- Central area of Cẩm Phả Ward
- Nickname: Land of a Million Roses
- Interactive map of Cẩm Phả
- Coordinates: 21°00′37″N 107°16′23″E﻿ / ﻿21.010270839965667°N 107.27313337088754°E
- Country: Vietnam
- City: Quảng Ninh
- Region: Red River Delta
- Established: 16 June 2025

Area
- • Total: 17.52 km^{2} (6.76 sq mi)

Population (2025)
- • Total: 61,506
- • Density: 3,510/km^{2} (9,100/sq mi)

= Cẩm Phả =

Cẩm Phả is a ward of Quảng Ninh, Vietnam. The ward inherited its name from the former Cẩm Phả City in Quảng Ninh Province.

==History==

The area of present-day Cẩm Phả Ward formerly belonged to Cẩm Phả City, Quảng Ninh Province (formerly known as Vietnam's "coal capital").

On 16 June 2025:

- The National Assembly adopted Resolution No. 203/2025/QH15 amending and supplementing several articles of the Constitution of the Socialist Republic of Vietnam. The resolution took effect on 16 June 2025. Under the resolution, district-level administrative units throughout Vietnam ceased to operate from 1 July 2025.
- The Standing Committee of the National Assembly of Vietnam adopted Resolution No. 1679/NQ-UBTVQH15 on the reorganization of commune-level administrative units in Quảng Ninh Province in 2025. The resolution took effect on 16 June 2025. Under the resolution, the entire natural area and population of Cẩm Trung, Cẩm Thành, Cẩm Bình, Cẩm Tây, and Cẩm Đông wards were merged to form a new ward named Cẩm Phả.

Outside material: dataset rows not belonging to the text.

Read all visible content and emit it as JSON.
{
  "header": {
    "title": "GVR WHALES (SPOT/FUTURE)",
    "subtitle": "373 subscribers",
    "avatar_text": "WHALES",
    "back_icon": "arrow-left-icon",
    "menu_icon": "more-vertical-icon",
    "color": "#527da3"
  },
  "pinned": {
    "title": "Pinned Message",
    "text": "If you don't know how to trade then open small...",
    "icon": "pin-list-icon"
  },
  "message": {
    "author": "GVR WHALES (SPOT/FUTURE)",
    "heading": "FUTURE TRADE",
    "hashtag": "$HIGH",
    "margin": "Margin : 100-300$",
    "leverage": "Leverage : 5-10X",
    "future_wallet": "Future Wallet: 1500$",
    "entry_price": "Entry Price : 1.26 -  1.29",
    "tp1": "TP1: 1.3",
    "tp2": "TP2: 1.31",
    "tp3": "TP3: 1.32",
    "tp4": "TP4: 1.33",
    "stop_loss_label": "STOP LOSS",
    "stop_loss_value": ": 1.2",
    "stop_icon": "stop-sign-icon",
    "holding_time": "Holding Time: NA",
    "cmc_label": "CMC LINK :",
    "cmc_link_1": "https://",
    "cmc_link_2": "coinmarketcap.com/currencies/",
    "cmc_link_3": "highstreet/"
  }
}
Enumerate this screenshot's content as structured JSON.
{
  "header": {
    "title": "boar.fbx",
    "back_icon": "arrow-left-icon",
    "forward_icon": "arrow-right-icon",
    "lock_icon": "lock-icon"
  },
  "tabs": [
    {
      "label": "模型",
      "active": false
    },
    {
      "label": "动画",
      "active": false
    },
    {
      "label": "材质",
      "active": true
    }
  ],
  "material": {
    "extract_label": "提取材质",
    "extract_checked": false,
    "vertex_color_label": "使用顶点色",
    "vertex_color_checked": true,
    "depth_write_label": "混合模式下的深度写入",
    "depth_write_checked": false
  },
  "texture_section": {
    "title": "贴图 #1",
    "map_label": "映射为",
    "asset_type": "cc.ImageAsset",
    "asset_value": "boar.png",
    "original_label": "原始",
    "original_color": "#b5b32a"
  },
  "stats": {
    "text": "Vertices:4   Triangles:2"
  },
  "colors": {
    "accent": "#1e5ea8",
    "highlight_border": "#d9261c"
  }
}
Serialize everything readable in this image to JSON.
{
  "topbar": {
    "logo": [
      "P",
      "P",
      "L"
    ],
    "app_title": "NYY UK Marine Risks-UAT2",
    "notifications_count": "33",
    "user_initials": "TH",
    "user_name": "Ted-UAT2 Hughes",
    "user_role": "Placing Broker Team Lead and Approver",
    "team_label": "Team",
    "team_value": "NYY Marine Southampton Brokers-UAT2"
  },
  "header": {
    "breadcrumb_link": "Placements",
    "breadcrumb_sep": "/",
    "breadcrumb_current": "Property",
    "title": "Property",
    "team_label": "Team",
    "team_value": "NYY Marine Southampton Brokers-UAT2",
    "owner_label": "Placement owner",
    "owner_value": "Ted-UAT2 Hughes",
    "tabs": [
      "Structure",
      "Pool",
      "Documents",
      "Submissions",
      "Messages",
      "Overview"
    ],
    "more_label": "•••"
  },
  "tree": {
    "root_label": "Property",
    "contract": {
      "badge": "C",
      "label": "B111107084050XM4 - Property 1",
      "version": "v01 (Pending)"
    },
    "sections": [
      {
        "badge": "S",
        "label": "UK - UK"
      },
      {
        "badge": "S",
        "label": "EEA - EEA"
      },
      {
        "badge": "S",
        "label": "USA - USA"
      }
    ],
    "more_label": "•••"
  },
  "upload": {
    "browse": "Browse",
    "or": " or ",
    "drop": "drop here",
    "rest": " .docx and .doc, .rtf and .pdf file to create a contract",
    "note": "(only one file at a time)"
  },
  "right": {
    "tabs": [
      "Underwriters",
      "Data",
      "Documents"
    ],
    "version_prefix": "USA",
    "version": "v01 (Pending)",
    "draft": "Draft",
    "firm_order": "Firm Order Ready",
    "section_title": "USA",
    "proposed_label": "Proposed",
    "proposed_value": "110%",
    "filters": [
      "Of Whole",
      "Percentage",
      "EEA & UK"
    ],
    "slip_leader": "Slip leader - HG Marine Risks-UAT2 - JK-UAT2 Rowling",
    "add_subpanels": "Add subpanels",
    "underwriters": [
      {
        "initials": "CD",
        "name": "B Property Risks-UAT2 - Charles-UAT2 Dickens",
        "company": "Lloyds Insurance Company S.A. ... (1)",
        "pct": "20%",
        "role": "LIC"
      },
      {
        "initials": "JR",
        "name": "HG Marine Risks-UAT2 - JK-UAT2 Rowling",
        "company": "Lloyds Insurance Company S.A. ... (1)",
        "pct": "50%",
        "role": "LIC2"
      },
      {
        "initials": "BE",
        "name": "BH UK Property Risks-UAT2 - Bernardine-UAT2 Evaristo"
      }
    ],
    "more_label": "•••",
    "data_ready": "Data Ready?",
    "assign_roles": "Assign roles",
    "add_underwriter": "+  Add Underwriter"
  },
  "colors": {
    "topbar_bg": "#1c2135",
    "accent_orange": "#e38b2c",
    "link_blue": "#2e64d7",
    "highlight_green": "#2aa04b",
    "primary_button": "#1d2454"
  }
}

On 24 August 2026, the National Assembly adopted Resolution No. 36/2026/QH16 establishing Quảng Ninh City on the basis of the entire natural area and population of Quảng Ninh Province. The resolution took effect on 1 September 2026. Since then, Cẩm Phả Ward has been part of Quảng Ninh City.